樂仙兒真想一腳把這個小混蛋踹飛出去,心說我這點兒光輝曆史,你老人家有必要隔三差五的給我宣傳一回麼,多丟人啊。
蘇蓉被雷的伸了伸脖子,揉了揉耳朵,喵的,安妮的情報裏沒這一條誒,大表哥經濟出啥問題了破產了是咋滴,不行回頭得好好問問。
咽了咽口水,“要不,要不”,一跺腳,“這樣吧,我把我的一處古堡送你們住好了,真是可憐見兒的。”
哦嗬嗬,妮妮心裏一陣的狂笑,原來是銀樣鑞槍頭啊,架不住忽悠,要是就這點兒本事,那就沒事兒了。
樂仙兒可是嚇得直彈琵琶,怕怕呀,本來就是簡簡單單的掉井蓋兒的問題,讓妮妮這麼一摻和,怎麼感覺像采煤區塌陷了涅。
“老師,老師,別聽這個孩子胡說八道,我們就是比較拮據而已,還不至於無家可歸,城堡我們就不要了,初次見麵,怎好要您如此貴重的禮物呢。”
“那可不行”,蘇蓉把一隻腳跨在了旁邊的一個欄杆上,“看不起我是咋滴,這個城堡啊,是我作為年度散打總冠軍贏得。
環境美極了,有油菜花田,有麥田,有花園,有山,有樹林,有湖,有小河,哎,簡直就是世外桃源,拿拿拿鑰匙給你”,真是個辦事爽利的主兒,說著就摸出來了一隻山核桃,死硬死硬那種,還油光錚亮的,“嗬嗬,你先住住試試嗎?
帶著家人度個假啥的,絕對是人間少有的享受呢。”
樂仙兒機械性的點了點頭,為毛啊,嚇得唄,因為她看見蘇蓉臉上露出了如釋重負的笑容,跟安妮幹壞事時候的笑容一摸一樣。
這個想法差點兒讓她差點兒沒讓自己的口水給嗆了,天呐,武技學院,好像安妮既不會法術,也沒有異能,但是在悉尼那次,要不是李清風出手,她就差一點兒抓到穿著隱身衣的妮妮,難道說。
她現在嚴重宕機了,這要是真那樣,她不要活了,這麼大歲數兒了,不說別的,練個黑虎掏心啥的還行,要是弄個晁殿登啥的要開筋的話,那還不得疼死她。
“怎麼,仙兒,仙兒”,蘇蓉伸手在樂仙兒的麵前揮了揮,沒反應,低頭問妮妮,“你小姨這是。”
“激動,激動的,她這半輩子,盡跟錢錢鬥了,窮的叮當的,欠了一屁股的帳,再這麼混下去,估計畢業都還不上。
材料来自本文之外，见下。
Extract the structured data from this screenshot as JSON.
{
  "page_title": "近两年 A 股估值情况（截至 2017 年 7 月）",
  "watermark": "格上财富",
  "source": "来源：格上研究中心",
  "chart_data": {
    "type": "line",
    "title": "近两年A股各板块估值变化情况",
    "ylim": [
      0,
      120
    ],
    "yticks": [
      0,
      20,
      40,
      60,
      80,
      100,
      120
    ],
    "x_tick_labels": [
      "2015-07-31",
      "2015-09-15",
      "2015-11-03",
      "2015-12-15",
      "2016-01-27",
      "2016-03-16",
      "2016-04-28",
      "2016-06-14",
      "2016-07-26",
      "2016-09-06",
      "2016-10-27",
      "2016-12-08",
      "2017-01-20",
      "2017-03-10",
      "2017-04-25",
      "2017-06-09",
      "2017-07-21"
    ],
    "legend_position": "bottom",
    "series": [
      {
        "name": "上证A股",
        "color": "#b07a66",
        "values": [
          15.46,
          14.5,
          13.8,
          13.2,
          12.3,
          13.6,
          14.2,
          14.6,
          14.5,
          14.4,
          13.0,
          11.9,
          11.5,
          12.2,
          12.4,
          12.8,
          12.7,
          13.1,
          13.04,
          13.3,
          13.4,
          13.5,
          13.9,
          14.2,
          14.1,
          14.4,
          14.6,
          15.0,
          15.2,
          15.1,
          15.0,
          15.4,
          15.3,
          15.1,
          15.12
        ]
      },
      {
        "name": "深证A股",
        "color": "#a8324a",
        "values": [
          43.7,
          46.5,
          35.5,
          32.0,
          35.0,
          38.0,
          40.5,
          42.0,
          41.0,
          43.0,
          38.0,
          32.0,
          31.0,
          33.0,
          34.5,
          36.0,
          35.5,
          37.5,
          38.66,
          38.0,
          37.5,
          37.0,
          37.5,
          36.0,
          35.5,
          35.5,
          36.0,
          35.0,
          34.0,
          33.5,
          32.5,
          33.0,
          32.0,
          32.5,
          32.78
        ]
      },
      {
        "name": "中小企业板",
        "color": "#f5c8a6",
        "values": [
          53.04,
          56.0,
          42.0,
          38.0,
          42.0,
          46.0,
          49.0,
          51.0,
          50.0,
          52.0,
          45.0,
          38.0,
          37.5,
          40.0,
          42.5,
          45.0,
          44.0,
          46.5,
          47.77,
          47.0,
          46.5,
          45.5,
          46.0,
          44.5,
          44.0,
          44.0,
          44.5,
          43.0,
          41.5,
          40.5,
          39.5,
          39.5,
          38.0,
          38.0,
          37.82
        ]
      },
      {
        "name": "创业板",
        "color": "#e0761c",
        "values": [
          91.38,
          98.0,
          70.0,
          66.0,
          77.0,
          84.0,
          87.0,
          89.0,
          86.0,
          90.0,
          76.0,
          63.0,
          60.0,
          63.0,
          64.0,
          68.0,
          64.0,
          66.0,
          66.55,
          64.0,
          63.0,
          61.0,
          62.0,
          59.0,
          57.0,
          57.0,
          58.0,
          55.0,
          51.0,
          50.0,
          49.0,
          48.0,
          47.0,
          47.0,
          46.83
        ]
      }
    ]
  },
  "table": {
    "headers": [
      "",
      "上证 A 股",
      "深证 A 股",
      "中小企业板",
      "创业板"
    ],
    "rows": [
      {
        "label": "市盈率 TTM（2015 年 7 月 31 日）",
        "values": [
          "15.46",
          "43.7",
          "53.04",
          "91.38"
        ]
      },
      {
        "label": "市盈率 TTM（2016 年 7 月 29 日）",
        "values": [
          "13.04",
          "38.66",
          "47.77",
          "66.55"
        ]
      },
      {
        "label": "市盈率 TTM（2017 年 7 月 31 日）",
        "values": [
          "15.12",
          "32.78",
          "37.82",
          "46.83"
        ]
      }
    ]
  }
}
”
蘇蓉一皺眉,“哎喲,沒想到還有這麼可憐的孩子。
我懂了你們跟我來吧。”
“小姨,小姨”,妮妮喊了好幾聲,迷糊的樂仙兒還在沉痛哀掉自己還沒出虎口,又掉狼窩,被妮妮的一個側踹,踹醒了。
“總麼了總麼了呀祖宗,你能老實會兒麼,我快被你給弄魔障了我”,樂仙兒煞有介事的拍了拍自己胸口,表示她現在很受傷。
“哎喲”,妮妮一跳,“小姨,這個關鍵時刻,你可千千萬萬不能給我掉鏈子,咱們往後吃肉還是喝西北風,全看這一票兒了呢,懂不懂那,你個笨蛋。”